Ce que révèle l'affaire d'Estaimpuis
L'expression « maison de l'horreur » a été utilisée par les enquêteurs et relayée par la presse locale pour décrire l'état du logement et les traitements subis par les mineurs. Les enfants, dont le nombre exact n'a pas encore été officiellement communiqué, auraient été victimes de maltraitances physiques et psychologiques répétées au sein de ce domicile.

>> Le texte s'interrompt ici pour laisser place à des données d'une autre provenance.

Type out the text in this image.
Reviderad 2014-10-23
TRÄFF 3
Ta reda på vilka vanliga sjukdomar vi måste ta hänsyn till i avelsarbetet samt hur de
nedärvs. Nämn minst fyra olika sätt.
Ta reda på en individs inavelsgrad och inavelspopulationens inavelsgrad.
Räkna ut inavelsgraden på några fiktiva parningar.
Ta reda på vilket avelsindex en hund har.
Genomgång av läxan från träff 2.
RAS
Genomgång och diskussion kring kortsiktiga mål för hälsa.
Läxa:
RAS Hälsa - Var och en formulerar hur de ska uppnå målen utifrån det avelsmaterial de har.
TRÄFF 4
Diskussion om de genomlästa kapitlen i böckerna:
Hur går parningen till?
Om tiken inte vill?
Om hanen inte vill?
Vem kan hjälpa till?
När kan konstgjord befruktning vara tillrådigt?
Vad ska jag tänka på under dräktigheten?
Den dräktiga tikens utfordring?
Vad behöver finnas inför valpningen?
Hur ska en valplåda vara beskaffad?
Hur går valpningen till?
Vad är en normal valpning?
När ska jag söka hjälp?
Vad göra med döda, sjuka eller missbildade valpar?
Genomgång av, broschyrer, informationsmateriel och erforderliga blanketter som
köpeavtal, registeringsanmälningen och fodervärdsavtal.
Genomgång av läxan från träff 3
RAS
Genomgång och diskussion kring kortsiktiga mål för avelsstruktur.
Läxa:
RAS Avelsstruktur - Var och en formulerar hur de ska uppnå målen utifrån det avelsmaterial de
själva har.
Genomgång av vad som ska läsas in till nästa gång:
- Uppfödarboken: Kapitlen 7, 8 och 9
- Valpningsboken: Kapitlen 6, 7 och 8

Les premiers éléments de l'enquête évoquent des conditions d'hygiène extrêmement dégradées, une privation alimentaire et des violences exercées dans l'enceinte du foyer. Les victimes ont été prises en charge par les services de protection de l'enfance dès que les faits ont été portés à la connaissance des autorités.
L'enquête et les suites judiciaires
Le parquet compétent, vraisemblablement celui de Tournai, qui couvre la zone judiciaire du Hainaut occidental dont dépend Estaimpuis, a ouvert une instruction judiciaire à la suite des révélations. Des suspects ont été interpellés et présentés devant le juge d'instruction.

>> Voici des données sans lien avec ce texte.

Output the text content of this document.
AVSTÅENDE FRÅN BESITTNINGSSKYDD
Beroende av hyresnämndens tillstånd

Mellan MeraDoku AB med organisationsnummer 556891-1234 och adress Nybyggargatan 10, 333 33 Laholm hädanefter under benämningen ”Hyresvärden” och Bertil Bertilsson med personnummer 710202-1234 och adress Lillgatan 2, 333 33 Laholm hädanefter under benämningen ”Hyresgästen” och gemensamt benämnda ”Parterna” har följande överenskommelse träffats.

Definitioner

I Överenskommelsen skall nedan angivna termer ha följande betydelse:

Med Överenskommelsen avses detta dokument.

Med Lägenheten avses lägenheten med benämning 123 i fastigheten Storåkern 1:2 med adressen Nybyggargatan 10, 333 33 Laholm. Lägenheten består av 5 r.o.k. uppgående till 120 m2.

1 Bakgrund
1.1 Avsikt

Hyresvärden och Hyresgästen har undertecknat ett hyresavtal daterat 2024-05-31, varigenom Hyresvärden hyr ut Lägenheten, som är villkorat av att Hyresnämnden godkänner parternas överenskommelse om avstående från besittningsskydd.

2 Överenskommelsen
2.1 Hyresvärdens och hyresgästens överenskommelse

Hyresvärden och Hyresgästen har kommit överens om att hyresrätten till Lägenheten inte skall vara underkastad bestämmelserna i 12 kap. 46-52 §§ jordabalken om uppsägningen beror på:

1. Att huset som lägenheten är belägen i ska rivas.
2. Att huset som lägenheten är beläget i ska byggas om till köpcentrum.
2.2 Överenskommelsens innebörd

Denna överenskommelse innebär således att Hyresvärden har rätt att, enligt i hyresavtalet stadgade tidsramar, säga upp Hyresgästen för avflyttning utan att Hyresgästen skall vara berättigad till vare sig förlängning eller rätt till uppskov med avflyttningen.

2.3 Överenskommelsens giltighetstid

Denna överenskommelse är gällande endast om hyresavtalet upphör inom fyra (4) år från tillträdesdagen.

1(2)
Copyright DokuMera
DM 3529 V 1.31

En Belgique, depuis 2019, les violences éducatives ordinaires sont formellement interdites et constituent un délit légal. Les faits reprochés dans cette affaire vont bien au-delà de ce cadre : il s'agit d'un crime contre des enfants mineurs, passible de lourdes peines devant le tribunal correctionnel ou la cour d'assises selon la qualification retenue par le parquet.
Les services d'Aide à la Jeunesse de la Fédération Wallonie-Bruxelles ont été mobilisés pour assurer la prise en charge et le suivi psychologique des victimes, qui ont été retirées du domicile incriminé.
La maltraitance infantile en Belgique, un phénomène sous-estimé
Cette affaire s'inscrit dans un contexte préoccupant. En Belgique, la maltraitance infantile reste un phénomène largement sous-déclaré, selon les professionnels du secteur. Le programme Yapaka, mis en place par la Fédération Wallonie-Bruxelles, vise précisément à former les professionnels et à sensibiliser le grand public à la prévention de ces violences.
Les experts rappellent que les cas les plus graves, comme celui d'Estaimpuis, ne représentent que la partie émergée d'un phénomène bien plus étendu. Les signalements aux services de protection de l'enfance restent insuffisants, notamment dans les zones rurales ou semi-rurales comme la Wallonie picarde, où la densité des services sociaux est plus faible.
Par ailleurs, un baromètre 2026 réalisé dans le contexte francophone européen indique que 83 % des parents reconnaissent avoir eu recours à des formes de violence verbale ou psychologique envers leurs enfants, ce qui illustre l'ampleur des comportements à risque que les professionnels de l'enfance cherchent à prévenir.
L'affaire de la « maison de l'horreur » d'Estaimpuis devrait connaître de nouveaux développements judiciaires dans les prochaines semaines, au fur et à mesure de l'avancement de l'instruction.